We passed by the Mercado San Miguel, a famous food market in Madrid. Before our time in Madrid is over we’d end up eating here a few times. This market is so awesome that I’ll probably write an entire post just on food from this market.
The next morning we headed out to the Prado museum, which is basically Spain’s national art gallery. There are many paintings from famous Spanish artists, though I must confess that outside of Salvador Dali and Pablo Picasso I don’t really know any Spanish art.
The Prado did not allow photography anywhere inside the galleries, and they were pretty vigilant about it. But I was able to get a couple of shots of some of my favorite pieces. The one on the left is called “Three Ages of Man and Death” by Hans Baldung Grien. I liked the painting because it reminded me of the fragility of life. I was very impressed by the piece on the right because it looks like a painting but it’s actually pieced together out of polished stones.
The Buen Retiro Park is pretty close to the Prado Museum, so we walked around in the park a bit after the museum. There’s a statue garden near the entrance, and a monument to Alfonso XII next to a manmade lake. But the coolest thing there, in my opinion, is the Crystal Palace.
The view from inside the Crystal Palace.
Whenever I go to Europe I’m always impressed by the big plazas that all the cities have. Madrid has a very cool one called the Plaza Mayor. This one is surrounded on all sides by buildings, with archways to enter the plaza from the surrounding streets.
Spain is famous for their Iberico ham. For breakfast on our last day in Madrid we went to the Museo del Jamon, or the Museum of Ham in English. They had an amazing selection of a variety of different grades of Iberico ham– and they were pretty cheap too. We had a couple of platters of ham and a pitcher of beer for under ten euros. It felt kind of weird drinking beer first thing in the morning, but we looked around and saw that all of the locals were drinking as well. Man the lifestyle in Spain is awesome– beer first thing in the morning, siesta in the afternoon, tapas at night… I can see myself being very happy here… Of course my lifespan would probably be considerably shortened, but it would be a short and happy life. I’d be okay with that.

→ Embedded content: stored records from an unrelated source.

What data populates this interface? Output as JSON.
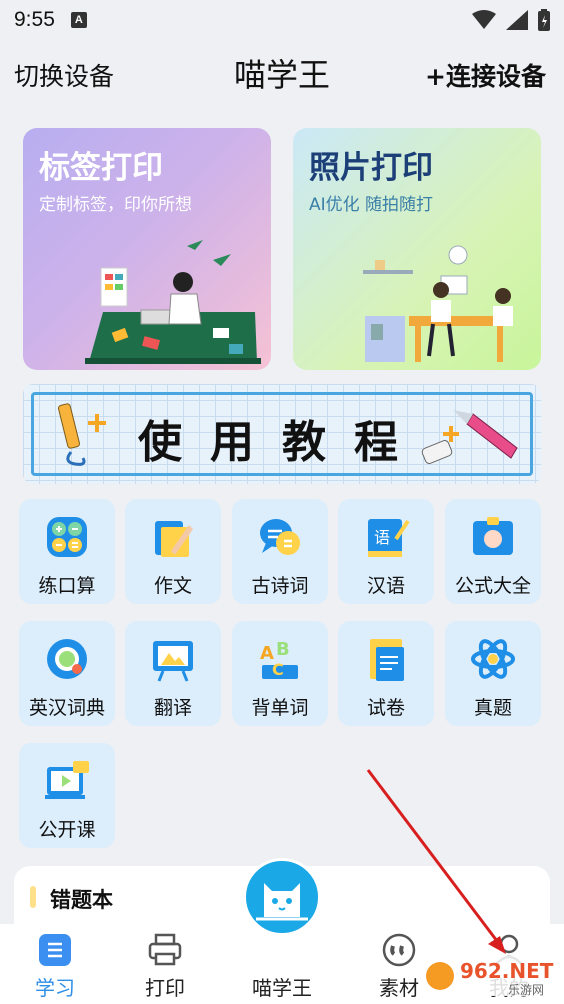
{
  "status": {
    "time": "9:55",
    "badge": "A"
  },
  "header": {
    "left_label": "切换设备",
    "title": "喵学王",
    "right_label": "+连接设备"
  },
  "cards": [
    {
      "title": "标签打印",
      "subtitle": "定制标签，印你所想"
    },
    {
      "title": "照片打印",
      "subtitle": "AI优化 随拍随打"
    }
  ],
  "tutorial": {
    "text": "使用教程"
  },
  "features": [
    {
      "label": "练口算",
      "icon": "calculator-icon"
    },
    {
      "label": "作文",
      "icon": "pen-icon"
    },
    {
      "label": "古诗词",
      "icon": "speech-bubble-icon"
    },
    {
      "label": "汉语",
      "icon": "language-book-icon"
    },
    {
      "label": "公式大全",
      "icon": "id-card-icon"
    },
    {
      "label": "英汉词典",
      "icon": "dictionary-icon"
    },
    {
      "label": "翻译",
      "icon": "translate-board-icon"
    },
    {
      "label": "背单词",
      "icon": "abc-icon"
    },
    {
      "label": "试卷",
      "icon": "exam-paper-icon"
    },
    {
      "label": "真题",
      "icon": "atom-icon"
    },
    {
      "label": "公开课",
      "icon": "video-lesson-icon"
    }
  ],
  "wrong_book": {
    "title": "错题本"
  },
  "nav": [
    {
      "label": "学习",
      "icon": "study-icon",
      "active": true
    },
    {
      "label": "打印",
      "icon": "printer-icon",
      "active": false
    },
    {
      "label": "喵学王",
      "icon": "cat-logo-icon",
      "active": false
    },
    {
      "label": "素材",
      "icon": "quote-icon",
      "active": false
    },
    {
      "label": "我的",
      "icon": "profile-icon",
      "active": false
    }
  ],
  "watermark": {
    "text": "962.NET",
    "subtext": "乐游网"
  },
  "colors": {
    "accent": "#2f8fe6",
    "tile_bg": "#dceefc",
    "center_button": "#1aa8e6"
  }
}
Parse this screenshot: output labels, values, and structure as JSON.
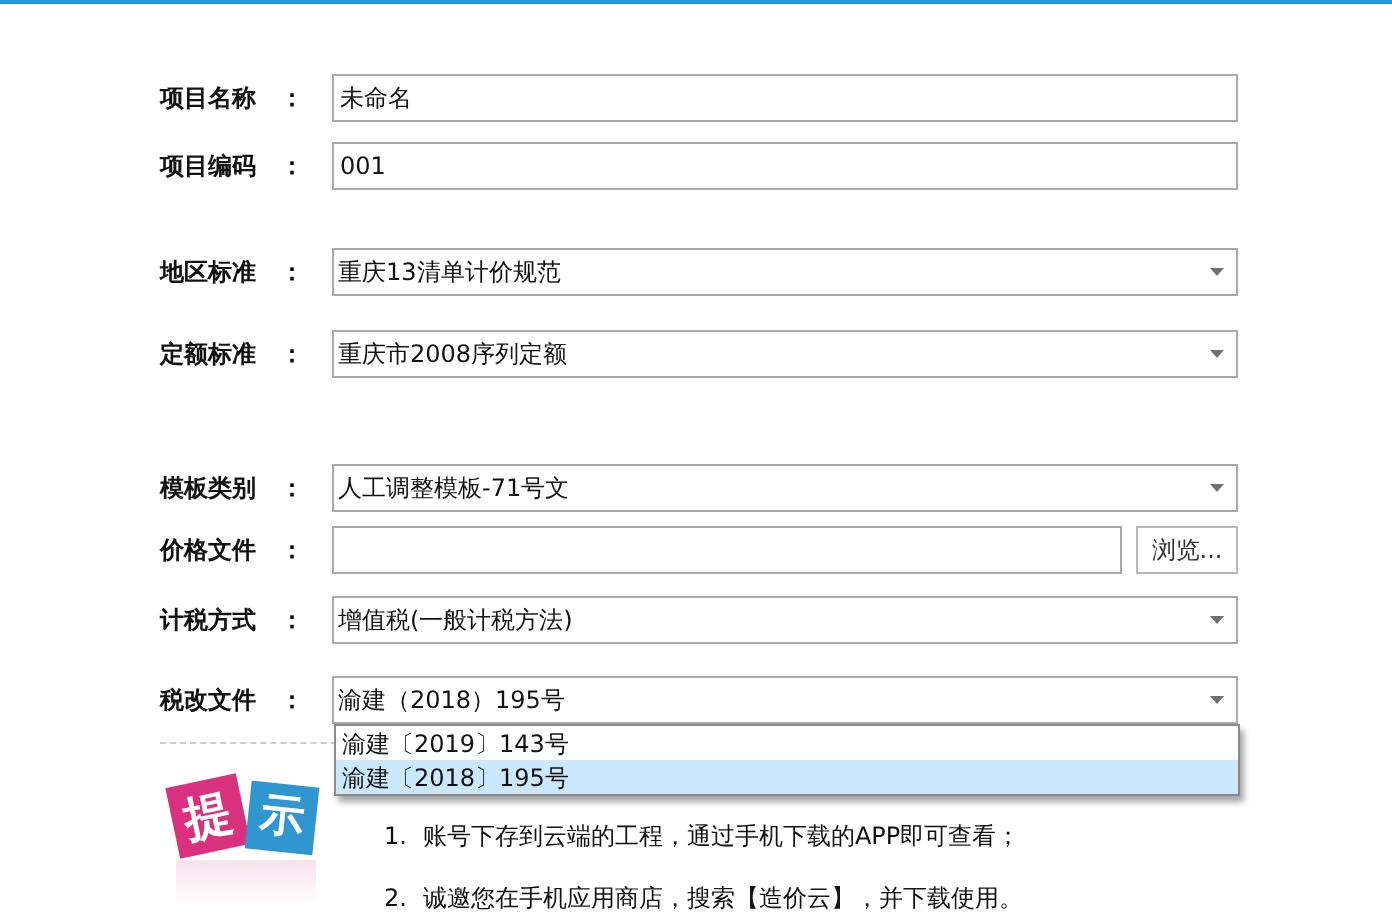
{
  "fields": [
    {
      "label": "项目名称",
      "colon": "：",
      "kind": "text",
      "value": "未命名"
    },
    {
      "label": "项目编码",
      "colon": "：",
      "kind": "text",
      "value": "001"
    },
    {
      "label": "地区标准",
      "colon": "：",
      "kind": "select",
      "value": "重庆13清单计价规范"
    },
    {
      "label": "定额标准",
      "colon": "：",
      "kind": "select",
      "value": "重庆市2008序列定额"
    },
    {
      "label": "模板类别",
      "colon": "：",
      "kind": "select",
      "value": "人工调整模板-71号文"
    },
    {
      "label": "价格文件",
      "colon": "：",
      "kind": "file",
      "button": "浏览..."
    },
    {
      "label": "计税方式",
      "colon": "：",
      "kind": "select",
      "value": "增值税(一般计税方法)"
    },
    {
      "label": "税改文件",
      "colon": "：",
      "kind": "select",
      "value": "渝建（2018）195号"
    }
  ],
  "dropdown_list": {
    "options": [
      {
        "label": "渝建〔2019〕143号",
        "selected": false
      },
      {
        "label": "渝建〔2018〕195号",
        "selected": true
      }
    ]
  },
  "tip_badge": [
    "提",
    "示"
  ],
  "notes": [
    {
      "number": "1.",
      "text": "账号下存到云端的工程，通过手机下载的APP即可查看；"
    },
    {
      "number": "2.",
      "text": "诚邀您在手机应用商店，搜索【造价云】，并下载使用。"
    }
  ]
}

One of the more offbeat things to do in Madrid is buy nun cookies. I first heard about these cookies on the Spain episode of Samantha Brown’s show, “Passport to Europe.” Apparently there are cloistered nuns (nuns separated from the outside world) who bake cookies to support themselves. It’s kind of hard to find these monasteries, there’s no description or sign on the outside. Luckily we happened to be outside as a tour guide was leading a group in, so we followed her in through the maze of hallways to the little turntable where you can buy the cookies. If I’m ever in Madrid again, I might take her tour– she does a culinary tour of Madrid, which of course I’d be interested in, but more to the point, she was kinda cute… So anyways, Jack but down some money in the turntable, and then the turntable spun around with our cookies. They were pretty average cookies, the dry crumbly lemony kind that you eat with tea, and in my opinion kind of expensive. But it was worth it just for the novelty of buying cookies from strangers on the other side of a wall.
In total we spent just two full days in Madrid. If anything my time there has made me want to come back to Spain and explore in greater detail the gastronomy and the culture of Spain. My time there has added another item onto my ever lengthening bucket list– someday I’d like to bring a bike and do a cycling tour through the country of Spain, eating and cycling my way through the different regions.